Forgiveness is an illusion of power, that the idea of justice lies in our own hands when the injustice is perpetrated by others. That we choose our actions in the face of injustice, but we don’t. We can only follow a path laid out for us, or end our path right there at that moment.
Buddha is supposed to have said that anger is like holding a burning coal in your hand, that it burns no one but yourself. I think pain and suffering are exactly the same. You’re burning up with it, Sam, and you are the one who fans those flames. No one else can put it out with apologies, reparation or reconciliation as long as you’re still fanning those flames.
I don’t believe in forgiveness because you can still choose to remember things and retain the illusory power in your hands.

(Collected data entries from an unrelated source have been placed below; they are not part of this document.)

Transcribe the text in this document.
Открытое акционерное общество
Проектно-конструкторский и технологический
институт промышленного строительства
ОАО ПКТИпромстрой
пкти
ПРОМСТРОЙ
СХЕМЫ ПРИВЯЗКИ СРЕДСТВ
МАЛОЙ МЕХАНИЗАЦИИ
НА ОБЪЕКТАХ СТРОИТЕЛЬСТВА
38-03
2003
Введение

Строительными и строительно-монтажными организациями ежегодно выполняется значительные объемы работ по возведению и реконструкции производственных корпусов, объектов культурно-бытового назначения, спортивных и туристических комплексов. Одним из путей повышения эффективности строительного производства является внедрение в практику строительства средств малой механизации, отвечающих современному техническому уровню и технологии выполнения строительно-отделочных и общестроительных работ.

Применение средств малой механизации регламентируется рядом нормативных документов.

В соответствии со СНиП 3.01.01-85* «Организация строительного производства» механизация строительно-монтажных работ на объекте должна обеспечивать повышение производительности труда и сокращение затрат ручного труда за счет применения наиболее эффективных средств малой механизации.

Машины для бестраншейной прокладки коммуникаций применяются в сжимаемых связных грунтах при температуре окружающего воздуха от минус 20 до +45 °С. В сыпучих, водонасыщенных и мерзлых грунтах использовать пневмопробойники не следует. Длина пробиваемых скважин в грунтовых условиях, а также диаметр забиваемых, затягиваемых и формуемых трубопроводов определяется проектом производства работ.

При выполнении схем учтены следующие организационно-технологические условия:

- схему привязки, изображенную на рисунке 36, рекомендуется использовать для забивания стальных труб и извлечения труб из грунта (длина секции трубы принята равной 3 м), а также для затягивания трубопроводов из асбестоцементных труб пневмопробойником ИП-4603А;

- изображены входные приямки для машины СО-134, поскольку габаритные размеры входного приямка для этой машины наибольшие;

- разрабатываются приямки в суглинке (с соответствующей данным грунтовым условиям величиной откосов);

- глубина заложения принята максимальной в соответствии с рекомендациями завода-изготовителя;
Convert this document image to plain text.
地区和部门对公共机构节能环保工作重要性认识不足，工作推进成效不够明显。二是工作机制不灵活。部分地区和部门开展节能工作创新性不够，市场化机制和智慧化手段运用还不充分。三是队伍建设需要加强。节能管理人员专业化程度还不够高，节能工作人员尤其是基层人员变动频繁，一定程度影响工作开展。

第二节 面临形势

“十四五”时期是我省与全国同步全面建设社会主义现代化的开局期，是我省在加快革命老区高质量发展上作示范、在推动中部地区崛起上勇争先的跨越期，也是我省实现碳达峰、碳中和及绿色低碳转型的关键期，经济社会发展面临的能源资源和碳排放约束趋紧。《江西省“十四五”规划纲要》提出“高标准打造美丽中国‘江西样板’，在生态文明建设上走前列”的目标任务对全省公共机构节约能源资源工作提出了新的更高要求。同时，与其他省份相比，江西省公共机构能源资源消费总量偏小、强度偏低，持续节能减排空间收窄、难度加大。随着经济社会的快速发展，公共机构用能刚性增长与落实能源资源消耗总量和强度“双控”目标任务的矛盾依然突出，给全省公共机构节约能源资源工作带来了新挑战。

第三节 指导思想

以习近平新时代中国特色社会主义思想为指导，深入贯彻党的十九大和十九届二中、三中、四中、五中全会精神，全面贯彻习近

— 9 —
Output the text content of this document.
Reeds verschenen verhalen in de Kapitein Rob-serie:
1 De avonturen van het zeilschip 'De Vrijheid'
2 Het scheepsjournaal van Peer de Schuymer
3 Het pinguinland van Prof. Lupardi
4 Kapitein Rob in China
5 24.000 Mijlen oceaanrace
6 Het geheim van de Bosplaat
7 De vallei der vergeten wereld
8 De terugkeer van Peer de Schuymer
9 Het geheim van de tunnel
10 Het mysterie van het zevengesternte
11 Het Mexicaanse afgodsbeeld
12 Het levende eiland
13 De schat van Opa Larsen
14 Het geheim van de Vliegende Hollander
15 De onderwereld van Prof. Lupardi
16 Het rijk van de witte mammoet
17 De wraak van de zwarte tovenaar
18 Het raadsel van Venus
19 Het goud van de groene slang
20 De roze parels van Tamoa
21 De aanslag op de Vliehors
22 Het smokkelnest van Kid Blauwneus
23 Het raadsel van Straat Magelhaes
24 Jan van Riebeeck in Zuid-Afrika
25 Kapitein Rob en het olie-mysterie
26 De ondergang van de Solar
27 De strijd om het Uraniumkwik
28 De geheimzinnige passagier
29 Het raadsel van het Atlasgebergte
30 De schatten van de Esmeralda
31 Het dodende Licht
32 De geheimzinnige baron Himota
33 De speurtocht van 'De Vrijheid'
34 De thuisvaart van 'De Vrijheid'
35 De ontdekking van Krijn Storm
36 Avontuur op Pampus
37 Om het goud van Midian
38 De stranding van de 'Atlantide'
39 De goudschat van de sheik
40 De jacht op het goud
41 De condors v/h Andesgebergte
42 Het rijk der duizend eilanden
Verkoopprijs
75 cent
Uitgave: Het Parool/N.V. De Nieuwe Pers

What I believe in is surrender, to life and to the past, and in letting go of what has happened and refusing to hold on to such memories. Memories that go stale become illusions. The only way to remember is to choose the things that will grow and yield fruit to us, where bitterness builds strength and anger builds resolve. If bitterness and anger yield nothing but pain, then you will become a walking dead man, entirely useless and entirely unlikeable.